Affordable payments are a positive aspect of this type of agreement. Your signature on a trust deed requires you to make the monthly payments for a four-year period. If any debts remain after the four-year term, they are written off and you are debt-free. Nothing else is required of you.
Only Unsecured Debt
Trust deeds include only unsecured debt. Any secured debt you have will be evaluated as essential and included in your budget ahead of your unsecured debt. One example of a secured debt not included in trust deed agreements is mortgages. Additionally, the trust deed is arranged and completely handled by the insolvency practitioner you hire. The practitioner takes on the role of trustee and handles all communication with your debtors.
You provide the practitioner with details about and control of your assets. Therefore, you want to ensure that you hire a trusted practitioner that has been counted on by many clients to deliver the right results. Fill in the blanks for the practitioner about your personal finances, and he or she will take care of the rest.
Keep Your Home
While mortgages are not included in a trust deed agreement, equity in your home is taken into consideration. While the agreements do scrutinize mortgages to a degree, most people end up being able to keep their homes. The same can be said for personal cars, especially if they are not luxury vehicles.

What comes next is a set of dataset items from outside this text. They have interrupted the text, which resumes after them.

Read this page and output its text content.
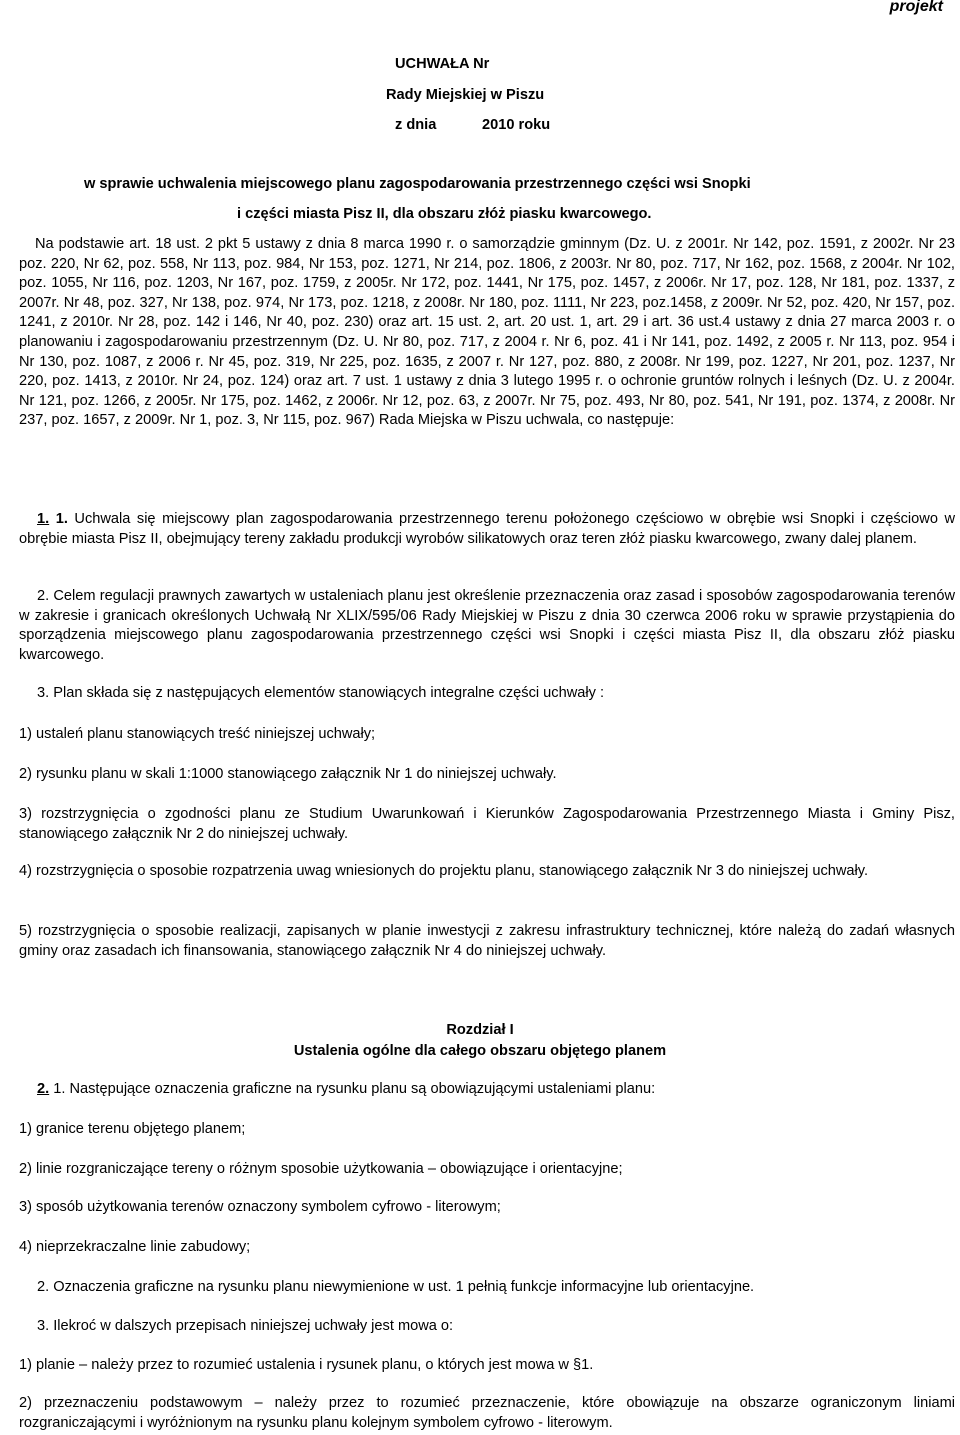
projekt
UCHWAŁA Nr
Rady Miejskiej w Piszu
z dnia	2010 roku
w sprawie uchwalenia miejscowego planu zagospodarowania przestrzennego części wsi Snopki
i części miasta Pisz II, dla obszaru złóż piasku kwarcowego.
Na podstawie art. 18 ust. 2 pkt 5 ustawy z dnia 8 marca 1990 r. o samorządzie gminnym (Dz. U. z 2001r. Nr 142, poz. 1591, z 2002r. Nr 23 poz. 220, Nr 62, poz. 558, Nr 113, poz. 984, Nr 153, poz. 1271, Nr 214, poz. 1806, z 2003r. Nr 80, poz. 717, Nr 162, poz. 1568, z 2004r. Nr 102, poz. 1055, Nr 116, poz. 1203, Nr 167, poz. 1759, z 2005r. Nr 172, poz. 1441, Nr 175, poz. 1457, z 2006r. Nr 17, poz. 128, Nr 181, poz. 1337, z 2007r. Nr 48, poz. 327, Nr 138, poz. 974, Nr 173, poz. 1218, z 2008r. Nr 180, poz. 1111, Nr 223, poz.1458, z 2009r. Nr 52, poz. 420, Nr 157, poz. 1241, z 2010r. Nr 28, poz. 142 i 146, Nr 40, poz. 230) oraz art. 15 ust. 2, art. 20 ust. 1, art. 29 i art. 36 ust.4 ustawy z dnia 27 marca 2003 r. o planowaniu i zagospodarowaniu przestrzennym (Dz. U. Nr 80, poz. 717, z 2004 r. Nr 6, poz. 41 i Nr 141, poz. 1492, z 2005 r. Nr 113, poz. 954 i Nr 130, poz. 1087, z 2006 r. Nr 45, poz. 319, Nr 225, poz. 1635, z 2007 r. Nr 127, poz. 880, z 2008r. Nr 199, poz. 1227, Nr 201, poz. 1237, Nr 220, poz. 1413, z 2010r. Nr 24, poz. 124) oraz art. 7 ust. 1 ustawy z dnia 3 lutego 1995 r. o ochronie gruntów rolnych i leśnych (Dz. U. z 2004r. Nr 121, poz. 1266, z 2005r. Nr 175, poz. 1462, z 2006r. Nr 12, poz. 63, z 2007r. Nr 75, poz. 493, Nr 80, poz. 541, Nr 191, poz. 1374, z 2008r. Nr 237, poz. 1657, z 2009r. Nr 1, poz. 3, Nr 115, poz. 967) Rada Miejska w Piszu uchwala, co następuje:
1. 1. Uchwala się miejscowy plan zagospodarowania przestrzennego terenu położonego częściowo w obrębie wsi Snopki i częściowo w obrębie miasta Pisz II, obejmujący tereny zakładu produkcji wyrobów silikatowych oraz teren złóż piasku kwarcowego, zwany dalej planem.
2. Celem regulacji prawnych zawartych w ustaleniach planu jest określenie przeznaczenia oraz zasad i sposobów zagospodarowania terenów w zakresie i granicach określonych Uchwałą Nr XLIX/595/06 Rady Miejskiej w Piszu z dnia 30 czerwca 2006 roku w sprawie przystąpienia do sporządzenia miejscowego planu zagospodarowania przestrzennego części wsi Snopki i części miasta Pisz II, dla obszaru złóż piasku kwarcowego.
3. Plan składa się z następujących elementów stanowiących integralne części uchwały :
1) ustaleń planu stanowiących treść niniejszej uchwały;
2) rysunku planu w skali 1:1000 stanowiącego załącznik Nr 1 do niniejszej uchwały.
3) rozstrzygnięcia o zgodności planu ze Studium Uwarunkowań i Kierunków Zagospodarowania Przestrzennego Miasta i Gminy Pisz, stanowiącego załącznik Nr 2 do niniejszej uchwały.
4) rozstrzygnięcia o sposobie rozpatrzenia uwag wniesionych do projektu planu, stanowiącego załącznik Nr 3 do niniejszej uchwały.
5) rozstrzygnięcia o sposobie realizacji, zapisanych w planie inwestycji z zakresu infrastruktury technicznej, które należą do zadań własnych gminy oraz zasadach ich finansowania, stanowiącego załącznik Nr 4 do niniejszej uchwały.
Rozdział I
Ustalenia ogólne dla całego obszaru objętego planem
2. 1. Następujące oznaczenia graficzne na rysunku planu są obowiązującymi ustaleniami planu:
1) granice terenu objętego planem;
2) linie rozgraniczające tereny o różnym sposobie użytkowania – obowiązujące i orientacyjne;
3) sposób użytkowania terenów oznaczony symbolem cyfrowo - literowym;
4) nieprzekraczalne linie zabudowy;
2. Oznaczenia graficzne na rysunku planu niewymienione w ust. 1 pełnią funkcje informacyjne lub orientacyjne.
3. Ilekroć w dalszych przepisach niniejszej uchwały jest mowa o:
1) planie – należy przez to rozumieć ustalenia i rysunek planu, o których jest mowa w §1.
2) przeznaczeniu podstawowym – należy przez to rozumieć przeznaczenie, które obowiązuje na obszarze ograniczonym liniami rozgraniczającymi i wyróżnionym na rysunku planu kolejnym symbolem cyfrowo - literowym.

Your practitioner is going to determine what you’re able to afford in terms of the monthly debt payment. Once the trust deed is drawn up, the document is proposed to your creditors. If your practitioner is able to get three-quarters of the creditors to agree to the trust deed proposal, then everything is good to go.
Practitioners charge their own fees, and those expenses will be taken out of your monthly debt payment.
Trust Deed Protection
If everything goes according to plan, your trust deed is protected. A protected trust deed prevents creditors from coming after you regarding unresolved debt or unpaid interest. In fact, the creditors are prevented from taking action in court against you as well.
You must, however, hold up your end of the deal. Otherwise, you could lose your assets, and you could be looking at sequestration. In fact, creditors could force this reality on you.
It is obvious that meeting your monthly payment obligations is your chief focus when entering this type of agreement. With the agreement in place, you are protected. Fail to make your payments on time, and you lose that protection. While trust deeds may not be for everyone, they are a popular solvency option for quite a few people in today’s world.
Trust Deed Pros
Trust deed agreements certainly come with their benefits. Clients no longer have to deal with creditors personally when a trust deed agreement is in place. With one regular monthly payment addressing all outstanding unsecured debt, clients find debt loads to be more manageable and life more stress-free. And after four years, clients are debt-free, whether there is a remaining balance or not.
Trust Deed Cons
The Register of Public Insolvencies is naturally going to have a record of your arrangement. Furthermore, the trust deed agreement is going to be listed on your credit report for a period of six years. Credit matters are not easy at first, but your primary focus for over half that time is paying off your debt obligations. Think about the fact that you’re going to be debt-free.